I can spectacularly recommend NOT spending it with a Cabernet/Syrah blend Hangover.
But let me tell you why.
A week ago today, my bf and I had a "thing". Not a fight. Not an argument. Not a single harsh word expressed, no hidden agenda's or meanings. Just a thing. Just a hot button topic - for both - that hit me wrong on that day.
Yes - the whore. Who is still.... no more.
But none the less - a hot button topic because she won't let go. Constant calling and emailing. With no response until now. He took the call to tell her "stop and leave me be".
And seriously - I knew it. I told him I knew he had talked to her because he was different. Not better, not worse - just different.
It didn't go that way. It didn't go well for her at all. Harsh words were exchanged and the potential for further ugliness exists for Friday night at his gig. He asked me, for this week only, not to come.
When I asked him what he wants out of all of this, the only thing he said was, an apology for using his heart for batting practice.
I don't know about you, ladies, but when breaking up, an apology for any heart pain, past or future usually accompanies it. So the fact that she did not offer up one that was memorable ennough for him ( and ladies - he's sensitive - he takes that stuff personally) has him hurt.
I asked him if he can let it go and he told me "She has nothing whatsoever to do with us. We are OK - I just need the final closure. Please don't come on Friday. I would rather you not be a part of it"

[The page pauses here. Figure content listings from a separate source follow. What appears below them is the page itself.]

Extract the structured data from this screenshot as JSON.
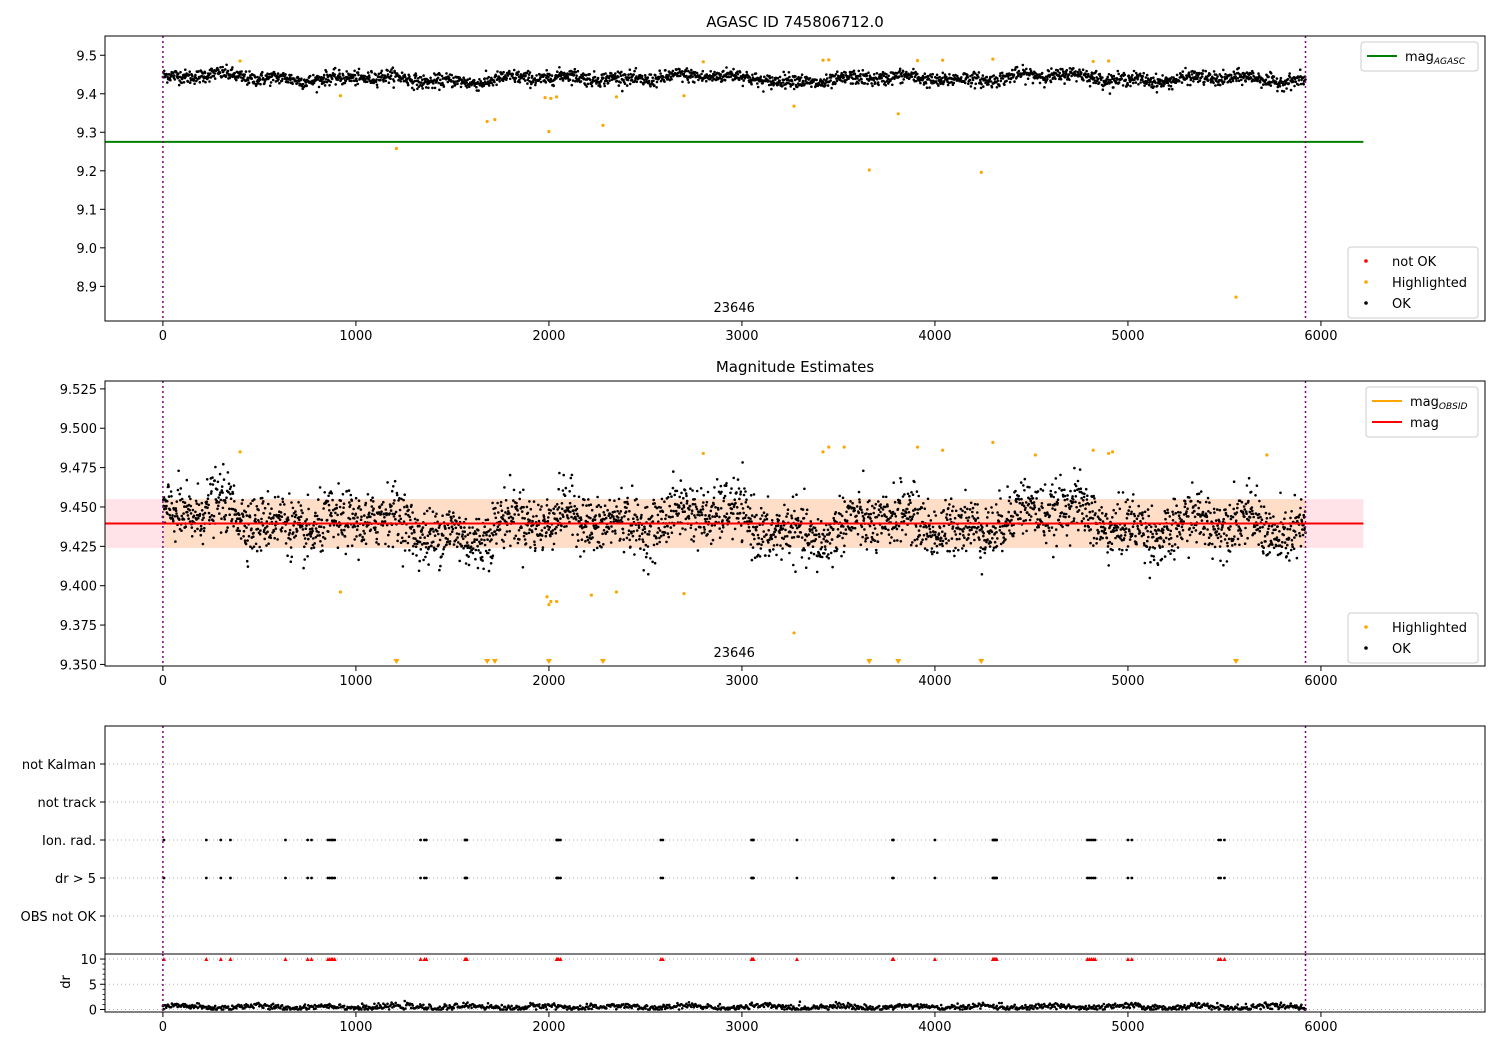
{
  "colors": {
    "ok": "#000000",
    "highlighted": "#ffa500",
    "not_ok": "#ff0000",
    "mag_agasc_line": "#008000",
    "mag_obsid_line": "#ffa500",
    "mag_line": "#ff0000",
    "mag_band": "#ffc0cb",
    "obsid_band": "#ffdab9",
    "vline": "#800080",
    "grid": "#b0b0b0"
  },
  "chart_data": [
    {
      "type": "scatter",
      "title": "AGASC ID 745806712.0",
      "xlim": [
        -300,
        6850
      ],
      "ylim": [
        8.81,
        9.55
      ],
      "xticks": [
        0,
        1000,
        2000,
        3000,
        4000,
        5000,
        6000
      ],
      "yticks": [
        8.9,
        9.0,
        9.1,
        9.2,
        9.3,
        9.4,
        9.5
      ],
      "ytick_labels": [
        "8.9",
        "9.0",
        "9.1",
        "9.2",
        "9.3",
        "9.4",
        "9.5"
      ],
      "obsid_label": "23646",
      "obsid_label_x": 2960,
      "vlines": [
        0,
        5920
      ],
      "hlines": [
        {
          "y": 9.275,
          "x0": -300,
          "x1": 6220,
          "series": "mag_agasc"
        }
      ],
      "legend_upper": {
        "placement": "top-right",
        "entries": [
          {
            "key": "mag_agasc",
            "label": "mag",
            "sub": "AGASC"
          }
        ]
      },
      "legend_lower": {
        "placement": "bottom-right",
        "entries": [
          {
            "key": "not_ok",
            "label": "not OK"
          },
          {
            "key": "highlighted",
            "label": "Highlighted"
          },
          {
            "key": "ok",
            "label": "OK"
          }
        ]
      },
      "ok_band": {
        "x0": 0,
        "x1": 5920,
        "baseline": 9.44,
        "noise": 0.012
      },
      "highlighted_points": [
        [
          400,
          9.485
        ],
        [
          920,
          9.395
        ],
        [
          1210,
          9.258
        ],
        [
          1680,
          9.328
        ],
        [
          1720,
          9.333
        ],
        [
          1980,
          9.39
        ],
        [
          2000,
          9.302
        ],
        [
          2010,
          9.388
        ],
        [
          2040,
          9.392
        ],
        [
          2280,
          9.318
        ],
        [
          2350,
          9.392
        ],
        [
          2700,
          9.395
        ],
        [
          2800,
          9.483
        ],
        [
          3270,
          9.368
        ],
        [
          3420,
          9.487
        ],
        [
          3450,
          9.488
        ],
        [
          3660,
          9.202
        ],
        [
          3810,
          9.348
        ],
        [
          3910,
          9.486
        ],
        [
          4040,
          9.487
        ],
        [
          4240,
          9.196
        ],
        [
          4300,
          9.49
        ],
        [
          4820,
          9.484
        ],
        [
          4900,
          9.485
        ],
        [
          5560,
          8.872
        ]
      ]
    },
    {
      "type": "scatter",
      "title": "Magnitude Estimates",
      "xlim": [
        -300,
        6850
      ],
      "ylim": [
        9.349,
        9.53
      ],
      "xticks": [
        0,
        1000,
        2000,
        3000,
        4000,
        5000,
        6000
      ],
      "yticks": [
        9.35,
        9.375,
        9.4,
        9.425,
        9.45,
        9.475,
        9.5,
        9.525
      ],
      "ytick_labels": [
        "9.350",
        "9.375",
        "9.400",
        "9.425",
        "9.450",
        "9.475",
        "9.500",
        "9.525"
      ],
      "obsid_label": "23646",
      "obsid_label_x": 2960,
      "vlines": [
        0,
        5920
      ],
      "mag_line": {
        "y": 9.4395,
        "x0": -300,
        "x1": 6220
      },
      "mag_obsid_line": {
        "y": 9.4395,
        "x0": 0,
        "x1": 5920
      },
      "mag_band": {
        "y0": 9.424,
        "y1": 9.455,
        "x0": -300,
        "x1": 6220
      },
      "obsid_band": {
        "y0": 9.424,
        "y1": 9.455,
        "x0": 0,
        "x1": 5920
      },
      "legend_upper": {
        "placement": "top-right",
        "entries": [
          {
            "key": "mag_obsid",
            "label": "mag",
            "sub": "OBSID"
          },
          {
            "key": "mag",
            "label": "mag"
          }
        ]
      },
      "legend_lower": {
        "placement": "bottom-right",
        "entries": [
          {
            "key": "highlighted",
            "label": "Highlighted"
          },
          {
            "key": "ok",
            "label": "OK"
          }
        ]
      },
      "ok_band": {
        "x0": 0,
        "x1": 5920,
        "baseline": 9.44,
        "noise": 0.012
      },
      "highlighted_points": [
        [
          400,
          9.485
        ],
        [
          920,
          9.396
        ],
        [
          1990,
          9.393
        ],
        [
          2000,
          9.388
        ],
        [
          2010,
          9.39
        ],
        [
          2040,
          9.39
        ],
        [
          2220,
          9.394
        ],
        [
          2350,
          9.396
        ],
        [
          2700,
          9.395
        ],
        [
          2800,
          9.484
        ],
        [
          3270,
          9.37
        ],
        [
          3420,
          9.485
        ],
        [
          3450,
          9.488
        ],
        [
          3530,
          9.488
        ],
        [
          3910,
          9.488
        ],
        [
          4040,
          9.486
        ],
        [
          4300,
          9.491
        ],
        [
          4520,
          9.483
        ],
        [
          4820,
          9.486
        ],
        [
          4900,
          9.484
        ],
        [
          4920,
          9.485
        ],
        [
          5720,
          9.483
        ]
      ],
      "below_range_markers": [
        1210,
        1680,
        1720,
        2000,
        2280,
        3660,
        3810,
        4240,
        5560
      ]
    },
    {
      "type": "scatter",
      "title": "",
      "xlim": [
        -300,
        6850
      ],
      "categories": [
        "not Kalman",
        "not track",
        "Ion. rad.",
        "dr > 5",
        "OBS not OK"
      ],
      "flag_x": [
        5,
        225,
        300,
        350,
        635,
        750,
        770,
        855,
        865,
        875,
        880,
        890,
        1335,
        1355,
        1365,
        1565,
        1570,
        1575,
        2040,
        2045,
        2050,
        2060,
        2580,
        2590,
        3050,
        3055,
        3060,
        3285,
        3780,
        3785,
        4000,
        4300,
        4305,
        4310,
        4315,
        4320,
        4790,
        4800,
        4810,
        4820,
        4830,
        5000,
        5020,
        5470,
        5480,
        5500
      ],
      "flag_rows": [
        "Ion. rad.",
        "dr > 5"
      ],
      "vlines": [
        0,
        5920
      ]
    },
    {
      "type": "scatter",
      "title": "",
      "ylabel": "dr",
      "xlim": [
        -300,
        6850
      ],
      "ylim": [
        -0.5,
        11
      ],
      "xticks": [
        0,
        1000,
        2000,
        3000,
        4000,
        5000,
        6000
      ],
      "yticks": [
        0,
        5,
        10
      ],
      "ytick_labels": [
        "0",
        "5",
        "10"
      ],
      "vlines": [
        0,
        5920
      ],
      "dr_ok": {
        "x0": 0,
        "x1": 5920,
        "baseline": 0.5,
        "noise": 0.3
      },
      "dr_capped_value": 10
    }
  ]
}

I only said that I'm sorry she hurt him so badly and from that point on, we were on the path back to normal after a week of tension.
I knew he was feeling better too because he was more affectionate in the normal ways, he mentioned my hair and how nice it looked.... all the little things that had been missing for a week though both of us were trying hard NOT to let it interfere and sit between us.
It occurred to me, after speaking with Ms. Jackson over the weekend, that depression really does do strange things to people. I am not responsible for the depression and it's not being taken out on me specifically. I am not sure much can be done till there is a major and significant change in his family situation. This is the bad that goes with the good. The good is amazing so I can handle this....
He's learning about me too. That when I have a bad day at work, there is very big possibility that I am going to be over sensitive to criticism and corrections. Because at work, I am routinely treated like an incompetent idiot. We had some discussion about that last night too.
It's a learning process. Really.
Bringing me back to the beginnning. This situation or learning experience caused us both to drink more than normal but only as the release when it was all over. I don't normally even drink during the week to start with. Consequently, both of us have hangovers that are kicking us around this Halloween.
Whenever I ask myself how I ended up in a situation where I am battling a ghost and if it's worth it I think about the fact that if this hadn't started while she was still in the picture, he wouldn't know what a good thing he had to in his life. That's what finally pushed him into getting rid of her. He had a taste of someone who loves him and puts him first ( or second but definitely in the top 3). He fought to keep me in his life to start with and I don't take that for granted. So a little patience on my part is OK.
I feel so much better now, despite the hangover. I will suffer through the kids that will come here, I will laugh and compliment their costumes. I will hand out the candy I bought and smile.
Because though he just left, he'll be back later.